Sul centrocampista del Cagliari pende un mandato d’arresto dall’Uruguay, dove è stato denunciato per violenza domestica, psicologica e patrimoniale dall’ex compagna

Nahitan Nandez non ci sta e passa al contrattacco. Il centrocampista del Cagliari, su cui pende un mandato d’arresto dopo che l’ex compagna Sarah Garcia Mauri lo ha denunciato per violenza domestica, psicologica e patrimoniale, ha annunciato di aver «presentato una denuncia penale per dimostrare la falsità dei fatti raccontati». La polizia uruguaiana, non ha trovato nella casa in Uruguay il calciatore, che era già rientrato in Italia in vista degli allenamenti e dei match del club di Serie A. Nandez, dopo il suo rientro in Italia, è però risultato positivo al Coronavirus e si trova in regime di quarantena, in attesa di guarire dal Covid.
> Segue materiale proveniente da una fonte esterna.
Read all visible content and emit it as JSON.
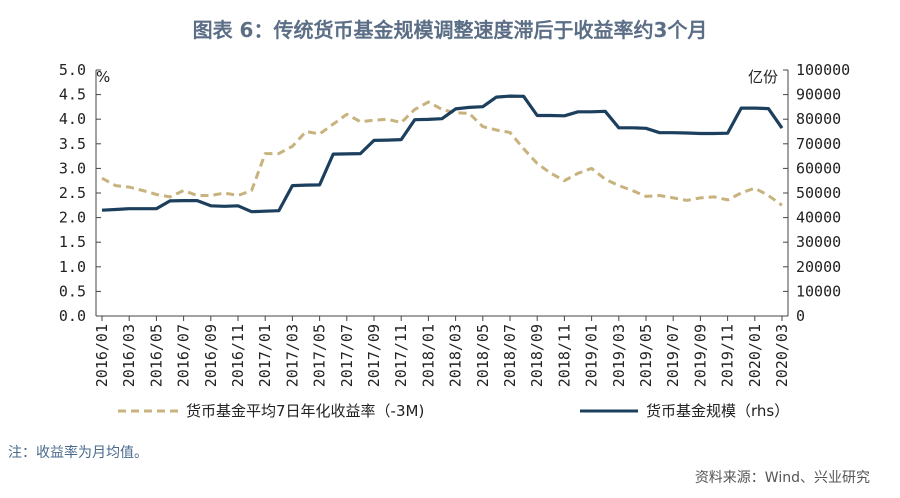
{
  "title": "图表 6：传统货币基金规模调整速度滞后于收益率约3个月",
  "footnote": "注：收益率为月均值。",
  "source": "资料来源：Wind、兴业研究",
  "chart_data": {
    "type": "line",
    "left_unit": "%",
    "right_unit": "亿份",
    "y_left_range": [
      0,
      5
    ],
    "y_right_range": [
      0,
      100000
    ],
    "y_left_ticks": [
      "0.0",
      "0.5",
      "1.0",
      "1.5",
      "2.0",
      "2.5",
      "3.0",
      "3.5",
      "4.0",
      "4.5",
      "5.0"
    ],
    "y_right_ticks": [
      "0",
      "10000",
      "20000",
      "30000",
      "40000",
      "50000",
      "60000",
      "70000",
      "80000",
      "90000",
      "100000"
    ],
    "x_tick_labels": [
      "2016/01",
      "2016/03",
      "2016/05",
      "2016/07",
      "2016/09",
      "2016/11",
      "2017/01",
      "2017/03",
      "2017/05",
      "2017/07",
      "2017/09",
      "2017/11",
      "2018/01",
      "2018/03",
      "2018/05",
      "2018/07",
      "2018/09",
      "2018/11",
      "2019/01",
      "2019/03",
      "2019/05",
      "2019/07",
      "2019/09",
      "2019/11",
      "2020/01",
      "2020/03"
    ],
    "x": [
      "2016/01",
      "2016/02",
      "2016/03",
      "2016/04",
      "2016/05",
      "2016/06",
      "2016/07",
      "2016/08",
      "2016/09",
      "2016/10",
      "2016/11",
      "2016/12",
      "2017/01",
      "2017/02",
      "2017/03",
      "2017/04",
      "2017/05",
      "2017/06",
      "2017/07",
      "2017/08",
      "2017/09",
      "2017/10",
      "2017/11",
      "2017/12",
      "2018/01",
      "2018/02",
      "2018/03",
      "2018/04",
      "2018/05",
      "2018/06",
      "2018/07",
      "2018/08",
      "2018/09",
      "2018/10",
      "2018/11",
      "2018/12",
      "2019/01",
      "2019/02",
      "2019/03",
      "2019/04",
      "2019/05",
      "2019/06",
      "2019/07",
      "2019/08",
      "2019/09",
      "2019/10",
      "2019/11",
      "2019/12",
      "2020/01",
      "2020/02",
      "2020/03"
    ],
    "series": [
      {
        "name": "货币基金平均7日年化收益率（-3M)",
        "axis": "left",
        "style": "dashed",
        "color": "#c8b27e",
        "values": [
          2.8,
          2.65,
          2.62,
          2.55,
          2.47,
          2.42,
          2.55,
          2.45,
          2.45,
          2.5,
          2.45,
          2.55,
          3.3,
          3.3,
          3.45,
          3.75,
          3.7,
          3.9,
          4.1,
          3.95,
          3.98,
          4.0,
          3.93,
          4.2,
          4.35,
          4.2,
          4.13,
          4.12,
          3.85,
          3.78,
          3.73,
          3.4,
          3.1,
          2.9,
          2.75,
          2.9,
          3.0,
          2.78,
          2.65,
          2.55,
          2.43,
          2.45,
          2.4,
          2.35,
          2.4,
          2.42,
          2.36,
          2.5,
          2.6,
          2.45,
          2.25
        ]
      },
      {
        "name": "货币基金规模（rhs）",
        "axis": "right",
        "style": "solid",
        "color": "#1d3f5e",
        "values": [
          43000,
          43300,
          43600,
          43600,
          43600,
          46800,
          46900,
          46900,
          44800,
          44600,
          44800,
          42400,
          42600,
          42800,
          53000,
          53200,
          53300,
          65800,
          65900,
          66000,
          71400,
          71500,
          71700,
          79800,
          79900,
          80200,
          84200,
          84800,
          85100,
          89000,
          89400,
          89300,
          81500,
          81500,
          81400,
          83000,
          83000,
          83200,
          76500,
          76500,
          76300,
          74500,
          74500,
          74400,
          74200,
          74200,
          74300,
          84500,
          84500,
          84300,
          76400
        ]
      }
    ],
    "legend_position": "bottom"
  }
}
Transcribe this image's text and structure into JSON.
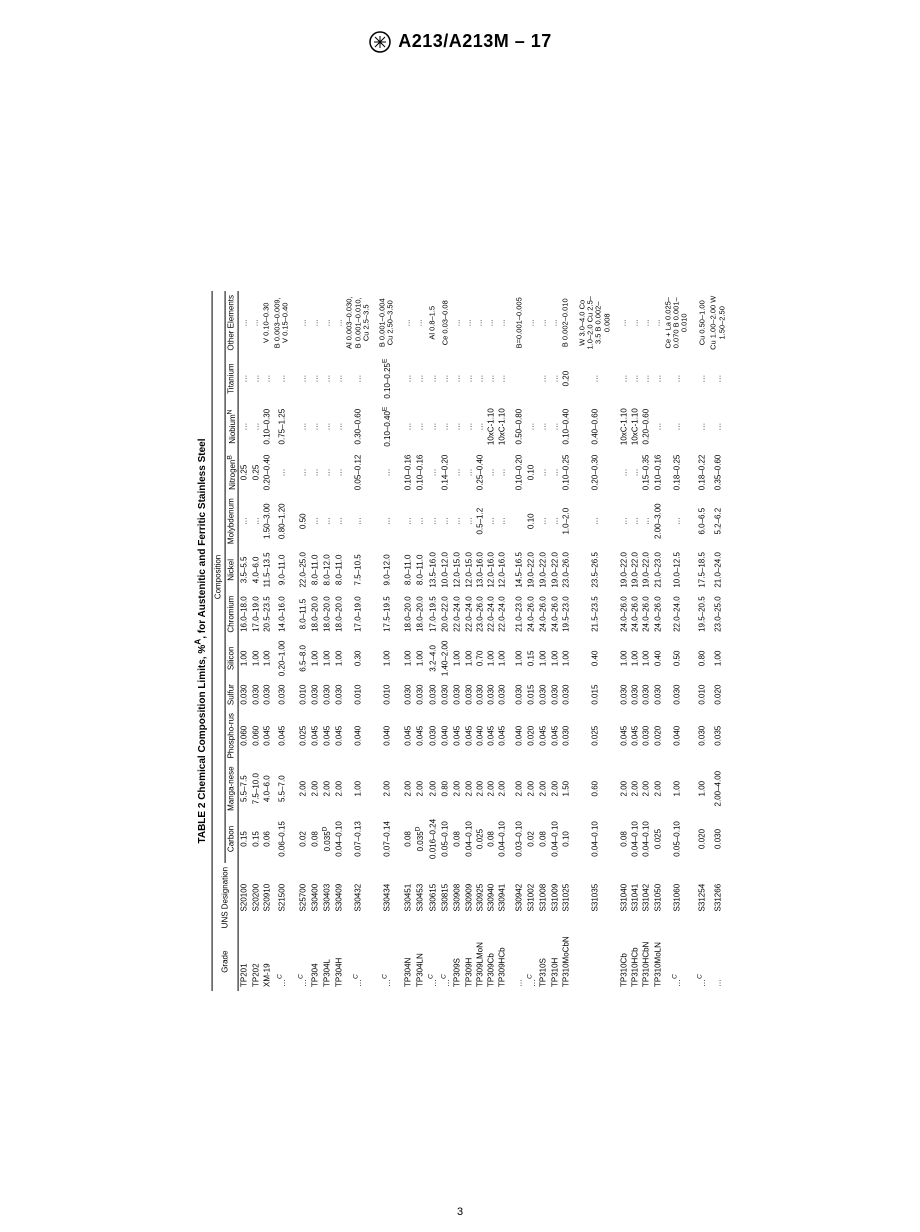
{
  "doc": {
    "standard": "A213/A213M – 17",
    "table_title": "TABLE 2 Chemical Composition Limits, %",
    "table_title_sup": "A",
    "table_title_tail": ", for Austenitic and Ferritic Stainless Steel",
    "composition_label": "Composition",
    "page_number": "3"
  },
  "columns": [
    "Grade",
    "UNS Designation",
    "Carbon",
    "Manga-nese",
    "Phospho-rus",
    "Sulfur",
    "Silicon",
    "Chromium",
    "Nickel",
    "Molybdenum",
    "Nitrogen",
    "Niobium",
    "Titanium",
    "Other Elements"
  ],
  "col_sup": {
    "11": "B",
    "12": "N"
  },
  "groups": [
    {
      "rows": [
        {
          "grade": "TP201",
          "uns": "S20100",
          "c": "0.15",
          "mn": "5.5–7.5",
          "p": "0.060",
          "s": "0.030",
          "si": "1.00",
          "cr": "16.0–18.0",
          "ni": "3.5–5.5",
          "mo": "…",
          "n": "0.25",
          "nb": "…",
          "ti": "…",
          "other": "…"
        },
        {
          "grade": "TP202",
          "uns": "S20200",
          "c": "0.15",
          "mn": "7.5–10.0",
          "p": "0.060",
          "s": "0.030",
          "si": "1.00",
          "cr": "17.0–19.0",
          "ni": "4.0–6.0",
          "mo": "…",
          "n": "0.25",
          "nb": "…",
          "ti": "…",
          "other": "…"
        },
        {
          "grade": "XM-19",
          "uns": "S20910",
          "c": "0.06",
          "mn": "4.0–6.0",
          "p": "0.045",
          "s": "0.030",
          "si": "1.00",
          "cr": "20.5–23.5",
          "ni": "11.5–13.5",
          "mo": "1.50–3.00",
          "n": "0.20–0.40",
          "nb": "0.10–0.30",
          "ti": "…",
          "other": "V 0.10–0.30"
        },
        {
          "grade": "…C",
          "uns": "S21500",
          "c": "0.06–0.15",
          "mn": "5.5–7.0",
          "p": "0.045",
          "s": "0.030",
          "si": "0.20–1.00",
          "cr": "14.0–16.0",
          "ni": "9.0–11.0",
          "mo": "0.80–1.20",
          "n": "…",
          "nb": "0.75–1.25",
          "ti": "…",
          "other": "B 0.003–0.009, V 0.15–0.40"
        }
      ]
    },
    {
      "rows": [
        {
          "grade": "…C",
          "uns": "S25700",
          "c": "0.02",
          "mn": "2.00",
          "p": "0.025",
          "s": "0.010",
          "si": "6.5–8.0",
          "cr": "8.0–11.5",
          "ni": "22.0–25.0",
          "mo": "0.50",
          "n": "…",
          "nb": "…",
          "ti": "…",
          "other": "…"
        },
        {
          "grade": "TP304",
          "uns": "S30400",
          "c": "0.08",
          "mn": "2.00",
          "p": "0.045",
          "s": "0.030",
          "si": "1.00",
          "cr": "18.0–20.0",
          "ni": "8.0–11.0",
          "mo": "…",
          "n": "…",
          "nb": "…",
          "ti": "…",
          "other": "…"
        },
        {
          "grade": "TP304L",
          "uns": "S30403",
          "c": "0.035D",
          "mn": "2.00",
          "p": "0.045",
          "s": "0.030",
          "si": "1.00",
          "cr": "18.0–20.0",
          "ni": "8.0–12.0",
          "mo": "…",
          "n": "…",
          "nb": "…",
          "ti": "…",
          "other": "…"
        },
        {
          "grade": "TP304H",
          "uns": "S30409",
          "c": "0.04–0.10",
          "mn": "2.00",
          "p": "0.045",
          "s": "0.030",
          "si": "1.00",
          "cr": "18.0–20.0",
          "ni": "8.0–11.0",
          "mo": "…",
          "n": "…",
          "nb": "…",
          "ti": "…",
          "other": "…"
        },
        {
          "grade": "…C",
          "uns": "S30432",
          "c": "0.07–0.13",
          "mn": "1.00",
          "p": "0.040",
          "s": "0.010",
          "si": "0.30",
          "cr": "17.0–19.0",
          "ni": "7.5–10.5",
          "mo": "…",
          "n": "0.05–0.12",
          "nb": "0.30–0.60",
          "ti": "…",
          "other": "Al 0.003–0.030, B 0.001–0.010, Cu 2.5–3.5"
        }
      ]
    },
    {
      "rows": [
        {
          "grade": "…C",
          "uns": "S30434",
          "c": "0.07–0.14",
          "mn": "2.00",
          "p": "0.040",
          "s": "0.010",
          "si": "1.00",
          "cr": "17.5–19.5",
          "ni": "9.0–12.0",
          "mo": "…",
          "n": "…",
          "nb": "0.10–0.40E",
          "ti": "0.10–0.25E",
          "other": "B 0.001–0.004 Cu 2.50–3.50"
        }
      ]
    },
    {
      "rows": [
        {
          "grade": "TP304N",
          "uns": "S30451",
          "c": "0.08",
          "mn": "2.00",
          "p": "0.045",
          "s": "0.030",
          "si": "1.00",
          "cr": "18.0–20.0",
          "ni": "8.0–11.0",
          "mo": "…",
          "n": "0.10–0.16",
          "nb": "…",
          "ti": "…",
          "other": "…"
        },
        {
          "grade": "TP304LN",
          "uns": "S30453",
          "c": "0.035D",
          "mn": "2.00",
          "p": "0.045",
          "s": "0.030",
          "si": "1.00",
          "cr": "18.0–20.0",
          "ni": "8.0–11.0",
          "mo": "…",
          "n": "0.10–0.16",
          "nb": "…",
          "ti": "…",
          "other": "…"
        },
        {
          "grade": "…C",
          "uns": "S30615",
          "c": "0.016–0.24",
          "mn": "2.00",
          "p": "0.030",
          "s": "0.030",
          "si": "3.2–4.0",
          "cr": "17.0–19.5",
          "ni": "13.5–16.0",
          "mo": "…",
          "n": "…",
          "nb": "…",
          "ti": "…",
          "other": "Al 0.8–1.5"
        },
        {
          "grade": "…C",
          "uns": "S30815",
          "c": "0.05–0.10",
          "mn": "0.80",
          "p": "0.040",
          "s": "0.030",
          "si": "1.40–2.00",
          "cr": "20.0–22.0",
          "ni": "10.0–12.0",
          "mo": "…",
          "n": "0.14–0.20",
          "nb": "…",
          "ti": "…",
          "other": "Ce 0.03–0.08"
        },
        {
          "grade": "TP309S",
          "uns": "S30908",
          "c": "0.08",
          "mn": "2.00",
          "p": "0.045",
          "s": "0.030",
          "si": "1.00",
          "cr": "22.0–24.0",
          "ni": "12.0–15.0",
          "mo": "…",
          "n": "…",
          "nb": "…",
          "ti": "…",
          "other": "…"
        },
        {
          "grade": "TP309H",
          "uns": "S30909",
          "c": "0.04–0.10",
          "mn": "2.00",
          "p": "0.045",
          "s": "0.030",
          "si": "1.00",
          "cr": "22.0–24.0",
          "ni": "12.0–15.0",
          "mo": "…",
          "n": "…",
          "nb": "…",
          "ti": "…",
          "other": "…"
        },
        {
          "grade": "TP309LMoN",
          "uns": "S30925",
          "c": "0.025",
          "mn": "2.00",
          "p": "0.040",
          "s": "0.030",
          "si": "0.70",
          "cr": "23.0–26.0",
          "ni": "13.0–16.0",
          "mo": "0.5–1.2",
          "n": "0.25–0.40",
          "nb": "…",
          "ti": "…",
          "other": "…"
        },
        {
          "grade": "TP309Cb",
          "uns": "S30940",
          "c": "0.08",
          "mn": "2.00",
          "p": "0.045",
          "s": "0.030",
          "si": "1.00",
          "cr": "22.0–24.0",
          "ni": "12.0–16.0",
          "mo": "…",
          "n": "…",
          "nb": "10xC-1.10",
          "ti": "…",
          "other": "…"
        },
        {
          "grade": "TP309HCb",
          "uns": "S30941",
          "c": "0.04–0.10",
          "mn": "2.00",
          "p": "0.045",
          "s": "0.030",
          "si": "1.00",
          "cr": "22.0–24.0",
          "ni": "12.0–16.0",
          "mo": "…",
          "n": "…",
          "nb": "10xC-1.10",
          "ti": "…",
          "other": "…"
        }
      ]
    },
    {
      "rows": [
        {
          "grade": "…",
          "uns": "S30942",
          "c": "0.03–0.10",
          "mn": "2.00",
          "p": "0.040",
          "s": "0.030",
          "si": "1.00",
          "cr": "21.0–23.0",
          "ni": "14.5–16.5",
          "mo": "",
          "n": "0.10–0.20",
          "nb": "0.50–0.80",
          "ti": "",
          "other": "B=0.001–0.005"
        },
        {
          "grade": "…C",
          "uns": "S31002",
          "c": "0.02",
          "mn": "2.00",
          "p": "0.020",
          "s": "0.015",
          "si": "0.15",
          "cr": "24.0–26.0",
          "ni": "19.0–22.0",
          "mo": "0.10",
          "n": "0.10",
          "nb": "…",
          "ti": "",
          "other": "…"
        },
        {
          "grade": "TP310S",
          "uns": "S31008",
          "c": "0.08",
          "mn": "2.00",
          "p": "0.045",
          "s": "0.030",
          "si": "1.00",
          "cr": "24.0–26.0",
          "ni": "19.0–22.0",
          "mo": "…",
          "n": "…",
          "nb": "…",
          "ti": "…",
          "other": "…"
        },
        {
          "grade": "TP310H",
          "uns": "S31009",
          "c": "0.04–0.10",
          "mn": "2.00",
          "p": "0.045",
          "s": "0.030",
          "si": "1.00",
          "cr": "24.0–26.0",
          "ni": "19.0–22.0",
          "mo": "…",
          "n": "…",
          "nb": "…",
          "ti": "…",
          "other": "…"
        },
        {
          "grade": "TP310MoCbN",
          "uns": "S31025",
          "c": "0.10",
          "mn": "1.50",
          "p": "0.030",
          "s": "0.030",
          "si": "1.00",
          "cr": "19.5–23.0",
          "ni": "23.0–26.0",
          "mo": "1.0–2.0",
          "n": "0.10–0.25",
          "nb": "0.10–0.40",
          "ti": "0.20",
          "other": "B 0.002–0.010"
        }
      ]
    },
    {
      "rows": [
        {
          "grade": "",
          "uns": "S31035",
          "c": "0.04–0.10",
          "mn": "0.60",
          "p": "0.025",
          "s": "0.015",
          "si": "0.40",
          "cr": "21.5–23.5",
          "ni": "23.5–26.5",
          "mo": "…",
          "n": "0.20–0.30",
          "nb": "0.40–0.60",
          "ti": "…",
          "other": "W 3.0–4.0 Co 1.0–2.0 Cu 2.5–3.5 B 0.002–0.008"
        }
      ]
    },
    {
      "rows": [
        {
          "grade": "TP310Cb",
          "uns": "S31040",
          "c": "0.08",
          "mn": "2.00",
          "p": "0.045",
          "s": "0.030",
          "si": "1.00",
          "cr": "24.0–26.0",
          "ni": "19.0–22.0",
          "mo": "…",
          "n": "…",
          "nb": "10xC-1.10",
          "ti": "…",
          "other": "…"
        },
        {
          "grade": "TP310HCb",
          "uns": "S31041",
          "c": "0.04–0.10",
          "mn": "2.00",
          "p": "0.045",
          "s": "0.030",
          "si": "1.00",
          "cr": "24.0–26.0",
          "ni": "19.0–22.0",
          "mo": "…",
          "n": "…",
          "nb": "10xC-1.10",
          "ti": "…",
          "other": "…"
        },
        {
          "grade": "TP310HCbN",
          "uns": "S31042",
          "c": "0.04–0.10",
          "mn": "2.00",
          "p": "0.030",
          "s": "0.030",
          "si": "1.00",
          "cr": "24.0–26.0",
          "ni": "19.0–22.0",
          "mo": "…",
          "n": "0.15–0.35",
          "nb": "0.20–0.60",
          "ti": "…",
          "other": "…"
        },
        {
          "grade": "TP310MoLN",
          "uns": "S31050",
          "c": "0.025",
          "mn": "2.00",
          "p": "0.020",
          "s": "0.030",
          "si": "0.40",
          "cr": "24.0–26.0",
          "ni": "21.0–23.0",
          "mo": "2.00–3.00",
          "n": "0.10–0.16",
          "nb": "…",
          "ti": "…",
          "other": "…"
        },
        {
          "grade": "…C",
          "uns": "S31060",
          "c": "0.05–0.10",
          "mn": "1.00",
          "p": "0.040",
          "s": "0.030",
          "si": "0.50",
          "cr": "22.0–24.0",
          "ni": "10.0–12.5",
          "mo": "…",
          "n": "0.18–0.25",
          "nb": "…",
          "ti": "…",
          "other": "Ce + La 0.025–0.070 B 0.001–0.010"
        }
      ]
    },
    {
      "rows": [
        {
          "grade": "…C",
          "uns": "S31254",
          "c": "0.020",
          "mn": "1.00",
          "p": "0.030",
          "s": "0.010",
          "si": "0.80",
          "cr": "19.5–20.5",
          "ni": "17.5–18.5",
          "mo": "6.0–6.5",
          "n": "0.18–0.22",
          "nb": "…",
          "ti": "…",
          "other": "Cu 0.50–1.00"
        },
        {
          "grade": "…",
          "uns": "S31266",
          "c": "0.030",
          "mn": "2.00–4.00",
          "p": "0.035",
          "s": "0.020",
          "si": "1.00",
          "cr": "23.0–25.0",
          "ni": "21.0–24.0",
          "mo": "5.2–6.2",
          "n": "0.35–0.60",
          "nb": "…",
          "ti": "…",
          "other": "Cu 1.00–2.00 W 1.50–2.50"
        }
      ]
    }
  ]
}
Ma il centrocampista del Cagliari ha voluto rispondere a chi insinuava che fosse fuggito dal Paese natio per sfuggire all’arresto: «Sono partito il 29 dicembre visto che dovevo ritornare al mio club il 31 dicembre. Quindi è chiaro che io sia partito prima della denuncia presentata contro di me». Il mandato d’arresto emesso contro Nandez è infatti valido solo in Uruguay, ma non si esclude che le autorità uruguaiane estendano il mandato a livello internazionale, o decidano di attendere che il centrocampista rientri in Uruguay. In qualsiasi caso Nandez rigetta ogni accusa: «La mia famiglia e i miei figli sono la cosa più importante per me, aspetto che la giustizia investighi sulla veridicità degli eventi e mi dia ragione: sono tranquillo».